Week of 130819

Daily WLCG Operations Call details

To join the call, at 15.00 CE(S)T Monday to Friday inclusive (in CERN 513 R-068) do one of the following:

  1. Dial +41227676000 (Main) and enter access code 0119168, or
  2. To have the system call you, click here

The scod rota for the next few weeks is at ScodRota

WLCG Availability, Service Incidents, Broadcasts, Operations Web

VO Summaries of Site Usability SIRs Broadcasts Operations Web
ALICE ATLAS CMS LHCb WLCG Service Incident Reports Broadcast archive Operations Web

General Information

General Information GGUS Information LHC Machine Information
CERN IT status board WLCG Baseline Versions WLCG Blogs GgusInformation Sharepoint site - LHC Page 1


Monday

Attendance:

  • local: AndreaV/SCOD, Ben/Grid, Xavi/Storage, Ivan/Dashboard, Felix/ASGC
  • remote: Lucia/CNAF, Michael/BNL, Sang-Un/KISTI, Marc/IN2P3, Xavier/KIT, Onno/NLT1, Tiju/RAL, Roger/NDGF, Kyle/OSG, David/CMS, Elena/ATLAS

Experiments round table:

  • ATLAS reports (raw view) -
    • T0
      • ntr
    • T1
      • RAL (GGUS:96674): FTS3 problem. Transfer fail with SRM_FILE_BUSY error. Under investigation.
      • Several sites were affected by cvmfs upgrage to version 2.1.14.

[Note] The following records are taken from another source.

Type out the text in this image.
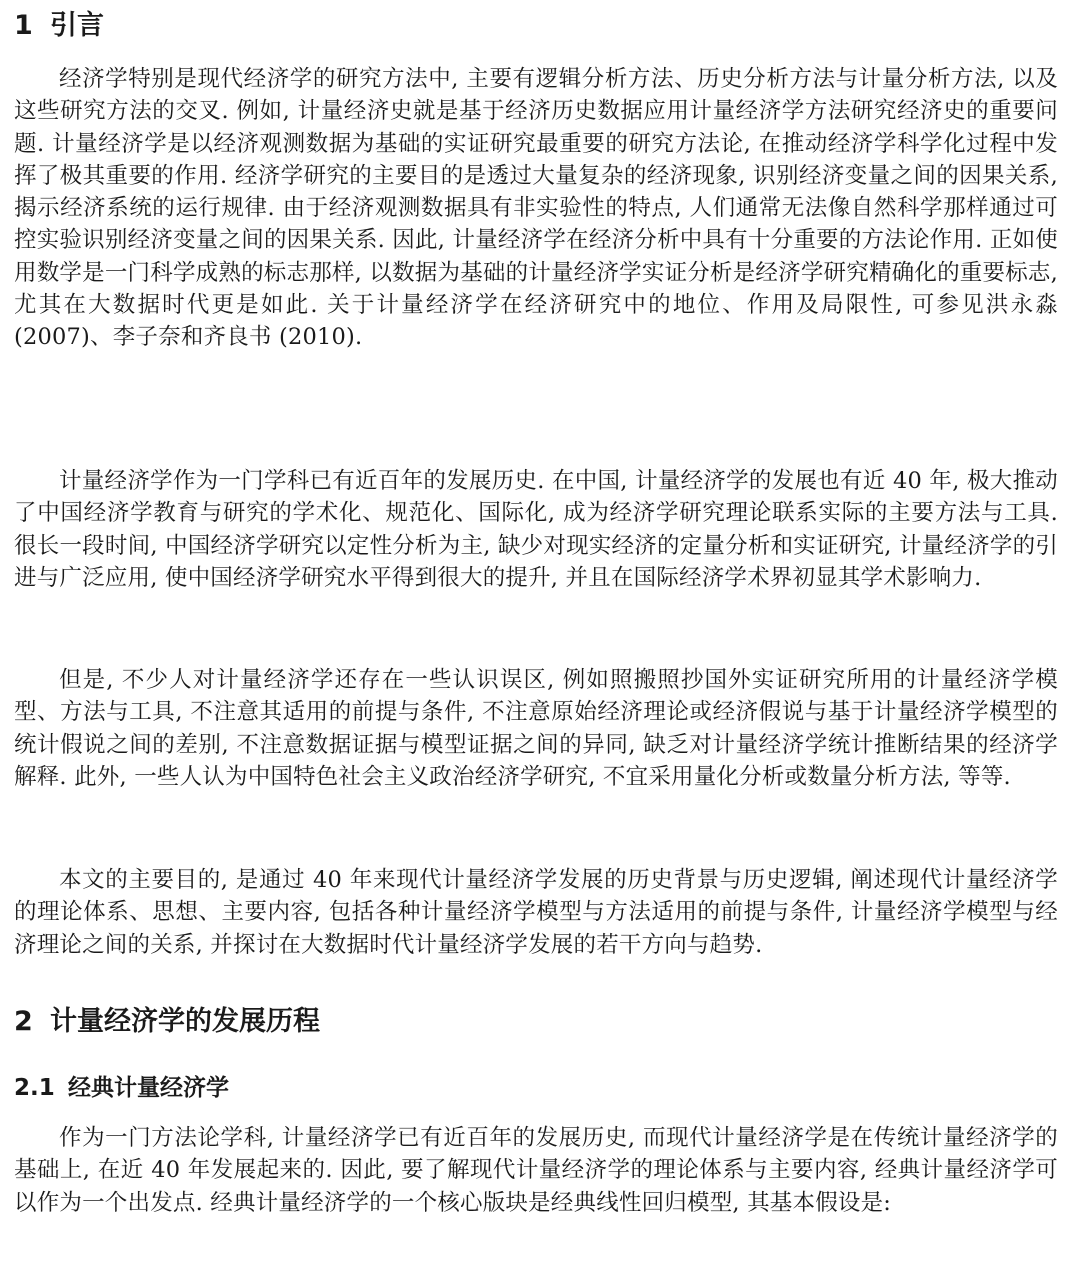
1 引言

经济学特别是现代经济学的研究方法中, 主要有逻辑分析方法、历史分析方法与计量分析方法, 以及这些研究方法的交叉. 例如, 计量经济史就是基于经济历史数据应用计量经济学方法研究经济史的重要问题. 计量经济学是以经济观测数据为基础的实证研究最重要的研究方法论, 在推动经济学科学化过程中发挥了极其重要的作用. 经济学研究的主要目的是透过大量复杂的经济现象, 识别经济变量之间的因果关系, 揭示经济系统的运行规律. 由于经济观测数据具有非实验性的特点, 人们通常无法像自然科学那样通过可控实验识别经济变量之间的因果关系. 因此, 计量经济学在经济分析中具有十分重要的方法论作用. 正如使用数学是一门科学成熟的标志那样, 以数据为基础的计量经济学实证分析是经济学研究精确化的重要标志, 尤其在大数据时代更是如此. 关于计量经济学在经济研究中的地位、作用及局限性, 可参见洪永淼 (2007)、李子奈和齐良书 (2010).

计量经济学作为一门学科已有近百年的发展历史. 在中国, 计量经济学的发展也有近 40 年, 极大推动了中国经济学教育与研究的学术化、规范化、国际化, 成为经济学研究理论联系实际的主要方法与工具. 很长一段时间, 中国经济学研究以定性分析为主, 缺少对现实经济的定量分析和实证研究, 计量经济学的引进与广泛应用, 使中国经济学研究水平得到很大的提升, 并且在国际经济学术界初显其学术影响力.

但是, 不少人对计量经济学还存在一些认识误区, 例如照搬照抄国外实证研究所用的计量经济学模型、方法与工具, 不注意其适用的前提与条件, 不注意原始经济理论或经济假说与基于计量经济学模型的统计假说之间的差别, 不注意数据证据与模型证据之间的异同, 缺乏对计量经济学统计推断结果的经济学解释. 此外, 一些人认为中国特色社会主义政治经济学研究, 不宜采用量化分析或数量分析方法, 等等.

本文的主要目的, 是通过 40 年来现代计量经济学发展的历史背景与历史逻辑, 阐述现代计量经济学的理论体系、思想、主要内容, 包括各种计量经济学模型与方法适用的前提与条件, 计量经济学模型与经济理论之间的关系, 并探讨在大数据时代计量经济学发展的若干方向与趋势.

2 计量经济学的发展历程
2.1 经典计量经济学

作为一门方法论学科, 计量经济学已有近百年的发展历史, 而现代计量经济学是在传统计量经济学的基础上, 在近 40 年发展起来的. 因此, 要了解现代计量经济学的理论体系与主要内容, 经典计量经济学可以作为一个出发点. 经典计量经济学的一个核心版块是经典线性回归模型, 其基本假设是:
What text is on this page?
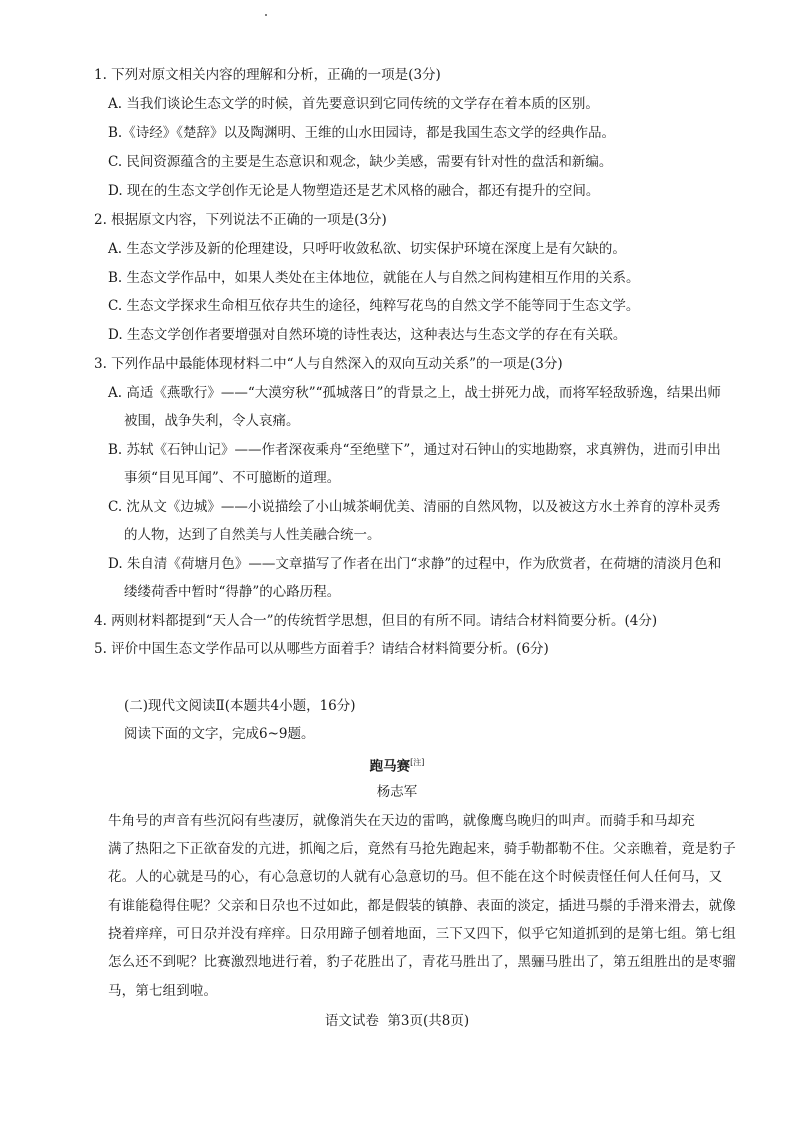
1. 下列对原文相关内容的理解和分析，正确的一项是(3分)
A. 当我们谈论生态文学的时候，首先要意识到它同传统的文学存在着本质的区别。
B.《诗经》《楚辞》以及陶渊明、王维的山水田园诗，都是我国生态文学的经典作品。
C. 民间资源蕴含的主要是生态意识和观念，缺少美感，需要有针对性的盘活和新编。
D. 现在的生态文学创作无论是人物塑造还是艺术风格的融合，都还有提升的空间。
2. 根据原文内容，下列说法不正确的一项是(3分)
A. 生态文学涉及新的伦理建设，只呼吁收敛私欲、切实保护环境在深度上是有欠缺的。
B. 生态文学作品中，如果人类处在主体地位，就能在人与自然之间构建相互作用的关系。
C. 生态文学探求生命相互依存共生的途径，纯粹写花鸟的自然文学不能等同于生态文学。
D. 生态文学创作者要增强对自然环境的诗性表达，这种表达与生态文学的存在有关联。
3. 下列作品中最能体现材料二中“人与自然深入的双向互动关系”的一项是(3分)
A. 高适《燕歌行》——“大漠穷秋”“孤城落日”的背景之上，战士拼死力战，而将军轻敌骄逸，结果出师
被围，战争失利，令人哀痛。
B. 苏轼《石钟山记》——作者深夜乘舟“至绝壁下”，通过对石钟山的实地勘察，求真辨伪，进而引申出
事须“目见耳闻”、不可臆断的道理。
C. 沈从文《边城》——小说描绘了小山城茶峒优美、清丽的自然风物，以及被这方水土养育的淳朴灵秀
的人物，达到了自然美与人性美融合统一。
D. 朱自清《荷塘月色》——文章描写了作者在出门“求静”的过程中，作为欣赏者，在荷塘的清淡月色和
缕缕荷香中暂时“得静”的心路历程。
4. 两则材料都提到“天人合一”的传统哲学思想，但目的有所不同。请结合材料简要分析。(4分)
5. 评价中国生态文学作品可以从哪些方面着手？请结合材料简要分析。(6分)
(二)现代文阅读Ⅱ(本题共4小题，16分)
阅读下面的文字，完成6~9题。
跑马赛[注]
杨志军
牛角号的声音有些沉闷有些凄厉，就像消失在天边的雷鸣，就像鹰鸟晚归的叫声。而骑手和马却充
满了热阳之下正欲奋发的亢进，抓阄之后，竟然有马抢先跑起来，骑手勒都勒不住。父亲瞧着，竟是豹子
花。人的心就是马的心，有心急意切的人就有心急意切的马。但不能在这个时候责怪任何人任何马，又
有谁能稳得住呢？父亲和日尕也不过如此，都是假装的镇静、表面的淡定，插进马鬃的手滑来滑去，就像
挠着痒痒，可日尕并没有痒痒。日尕用蹄子刨着地面，三下又四下，似乎它知道抓到的是第七组。第七组
怎么还不到呢？比赛激烈地进行着，豹子花胜出了，青花马胜出了，黑骊马胜出了，第五组胜出的是枣骝
马，第七组到啦。
语文试卷  第3页(共8页)
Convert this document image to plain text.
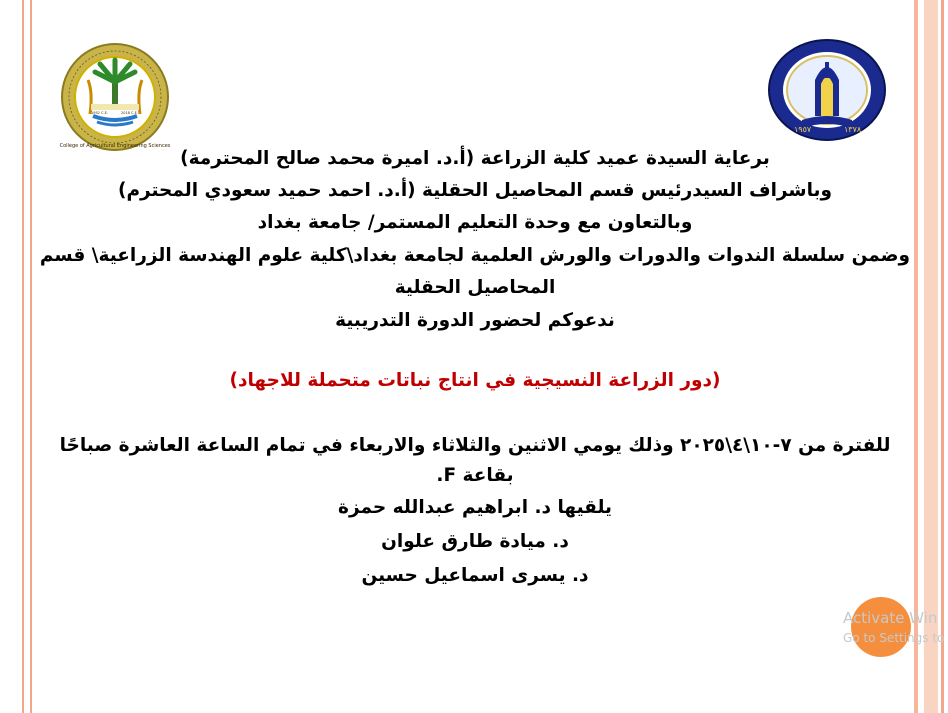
College of Agricultural Engineering Sciences
1952 C.E.	2018 C.E.
١٩٥٧	١٣٧٨
برعاية السيدة عميد كلية الزراعة (أ.د. اميرة محمد صالح المحترمة)
وباشراف السيدرئيس قسم المحاصيل الحقلية (أ.د. احمد حميد سعودي المحترم)
وبالتعاون مع وحدة التعليم المستمر/ جامعة بغداد
وضمن سلسلة الندوات والدورات والورش العلمية لجامعة بغداد\كلية علوم الهندسة الزراعية\ قسم
المحاصيل الحقلية
ندعوكم لحضور الدورة التدريبية
(دور الزراعة النسيجية في انتاج نباتات متحملة للاجهاد)
للفترة من ٧-١٠\٤\٢٠٢٥ وذلك يومي الاثنين والثلاثاء والاربعاء في تمام الساعة العاشرة صباحًا
بقاعة F.
يلقيها د. ابراهيم عبدالله حمزة
د. ميادة طارق علوان
د. يسرى اسماعيل حسين
Activate Win
Go to Settings to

  • CMS reports (raw view) -
    • MC production and reconstruction continue at low-ish levels
    • GGUS:96662 Apparent CVMFS black hole node at KIT -- node is offline and CMS see no remaining effects, so ticket may be closed
    • GGUS:96664 Hammercloud failures at KIT on Aug 16 -- monitoring shows "cancelled by user". Metric green 24 hours following
    • GGUS:96668 glexec failures at T2_EE_Estonia -- ongoing
    • GGUS:96688 EGI accounting portal down yesterday -- now solved

  • ALICE -
    • NTR

Sites / Services round table:

  • Lucia/CNAF: ntr
  • Michael/BNL: ntr
  • Sang-Un/KIST: ntr
  • Marc/IN2P3: applied workaround for the CVMFS exploit, waiting for next scheduled downtime before upgrading to next version of CVMFS
  • Xavier/KIT: two downtimes tomorrow
    • intervention on local hard disks of pool nodes in the morning
    • intervention on dcap host in the afternoon, CMS will not be able to use dcap at all
  • Onno/NLT1: two issues
    • one dcache pool node crashed at SARA and files were not available, fixed after a reboot
    • there is a broken DIMM in the namespace node, which is a single point of failure, will need to bring down whole dcache cluster, not urgent, will be announced in GOCDB
  • Tiju/RAL: ntr
  • Roger/NDGF: next Wed emergency maintenance of network to Finland, some dcache pools will be unavailable for ATLAS
  • Kyle/OSG: ntr
  • Felix/ASGC: reminder, ASGC is now in downtime for router interface upgrade

  • Ben/Grid: currently reinstalling lxbatch to fix CVMFS issues
  • Xavi/Storage: reminder intervention tomorrow on CASTOR, DB upgrade that should be transparent, but service is declared at risk
  • Ivan/Dashboard: ntr

AOB: The WLCG MB on Aug 20 is CANCELLED.

Thursday

Attendance:

  • local: MariaD/SCOD, Felix/ASGC, Eva/CERN-DB, Ivan/CERN-Dashboards
  • remote: Xavier/KIT, Lucia/CNAF, Elena/ATLAS, Sang-Un/KISTI, David M,/CMS, Dennis/NL_T1, John K./RAL, Philippe Charpentier/LHCb, Roger/NDGF, Jeremy/GridPP, Rob/OSG.

Experiments round table:

  • ATLAS reports (raw view) -
    • T0
      • ntr
    • T1
      • RAL (GGUS:96674): FTS3 testing. New FTS3 update ( to solve issue of no contact between fts3 service and se for 300 seconds) yesterday caused a spike of errors corresponds. The ticket is closed by RAL but we still observe failure of some transfers in DE cloud.
      • NDGF (GGUS:96762): Transfer failing (error message Marking Space as Being Used). Under investigation (the problem has no trivial reason or fix)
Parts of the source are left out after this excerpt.